Right now, I’m in taper mode. Low volume of training and high volume of resting. That isn’t to say I’m not swimming, riding or running, just not the heavy amounts of it. Apparently, that’s what you have to do twelve days out from the race. With time at home, not training, I’ve allowed my self to wax philosophical about the last four hundred days and some nagging thoughts about what’s in store:

  • I’m not sure I’ve ever been as dedicated to anything (besides Laura) for four hundred days. Laura often refers to my undiagnosed ADD and my love of dreaming big and not following through, yet here I am four hundred days into this Ironman journey still as equally committed. 
  • I wonder what aspect of the pursuit made me commit. Was it signing up? I doubt it, I’ve undertrained for many races before. Was it my love of swimming, biking, running? Probably in part, but as you’ll see in a future blog post, my love of biking is solid, running – not so much. How do I replicate whatever it was that made me commit to other goals I have?

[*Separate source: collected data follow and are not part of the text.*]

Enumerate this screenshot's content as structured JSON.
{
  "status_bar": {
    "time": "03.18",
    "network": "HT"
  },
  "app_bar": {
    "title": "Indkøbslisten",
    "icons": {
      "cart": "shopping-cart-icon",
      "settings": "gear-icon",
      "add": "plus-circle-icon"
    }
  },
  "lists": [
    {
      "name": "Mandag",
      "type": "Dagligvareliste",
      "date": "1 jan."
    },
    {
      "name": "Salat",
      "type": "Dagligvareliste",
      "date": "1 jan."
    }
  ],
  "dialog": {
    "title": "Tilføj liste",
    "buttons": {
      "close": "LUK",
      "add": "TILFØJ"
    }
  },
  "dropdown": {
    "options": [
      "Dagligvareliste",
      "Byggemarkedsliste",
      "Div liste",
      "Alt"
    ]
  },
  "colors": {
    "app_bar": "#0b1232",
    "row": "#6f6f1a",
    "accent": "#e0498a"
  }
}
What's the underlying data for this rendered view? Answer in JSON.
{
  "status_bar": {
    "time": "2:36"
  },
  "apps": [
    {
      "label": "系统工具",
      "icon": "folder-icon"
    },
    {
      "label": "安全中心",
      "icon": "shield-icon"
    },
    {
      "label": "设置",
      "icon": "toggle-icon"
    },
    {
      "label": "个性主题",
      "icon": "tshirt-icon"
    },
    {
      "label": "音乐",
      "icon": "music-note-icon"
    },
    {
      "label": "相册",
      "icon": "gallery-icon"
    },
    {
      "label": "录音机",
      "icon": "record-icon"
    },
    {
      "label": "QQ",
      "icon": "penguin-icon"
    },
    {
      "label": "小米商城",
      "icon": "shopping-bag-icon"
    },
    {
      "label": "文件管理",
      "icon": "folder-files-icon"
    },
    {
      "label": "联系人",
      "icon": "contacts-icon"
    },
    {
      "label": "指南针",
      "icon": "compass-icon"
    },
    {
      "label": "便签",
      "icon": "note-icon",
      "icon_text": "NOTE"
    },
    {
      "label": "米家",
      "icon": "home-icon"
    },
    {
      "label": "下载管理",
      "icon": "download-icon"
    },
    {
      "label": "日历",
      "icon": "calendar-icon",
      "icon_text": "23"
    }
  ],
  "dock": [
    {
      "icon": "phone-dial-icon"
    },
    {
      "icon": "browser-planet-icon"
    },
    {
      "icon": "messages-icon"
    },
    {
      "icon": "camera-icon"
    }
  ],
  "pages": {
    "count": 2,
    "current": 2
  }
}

  • Was telling people and having this blog a good thing? I recognize that my updates have been few and far between but I have thought about writing here often throughout the last four hundred days, my commitment just wasn’t as full. Coach Pinkney said in a comment on a post that it might have been genius of me to broadcast the goal. Though I doubt the genius moniker, I often think it has helped. It has allowed me to see the tremendous support I have and the web of people who want to see me succeed. But it also leaves me stressed out that my failure (if that were to happen) would be epic and public. On one hand, “if you’re going to fail, fail big.” On the other hand, I sure will be embarrassed.
  • Although I’ve lost weight, I haven’t noticed a dramatic change in my body. This is all vanity, but man, I sure thought I’d be ripped after four hundred days of heavy training.
  • The time commitment has been huge, no doubt about it. However, even bigger is the energy commitment. I haven’t been able to put the same energy as normal towards my job, my friends or my wife. I’ve never been as exhausted as I was while in the heaviest parts of training.
  • The mixture of excitement/fear/nerves/confidence is unparalleled in my life. I can go from being giddy excited for the race to petrified and sure I’m not ready. It’s a weird feeling to work through.

Well, with twelve days to go, what I can do to improve my chances are mostly mental and nutritional, and so I rest.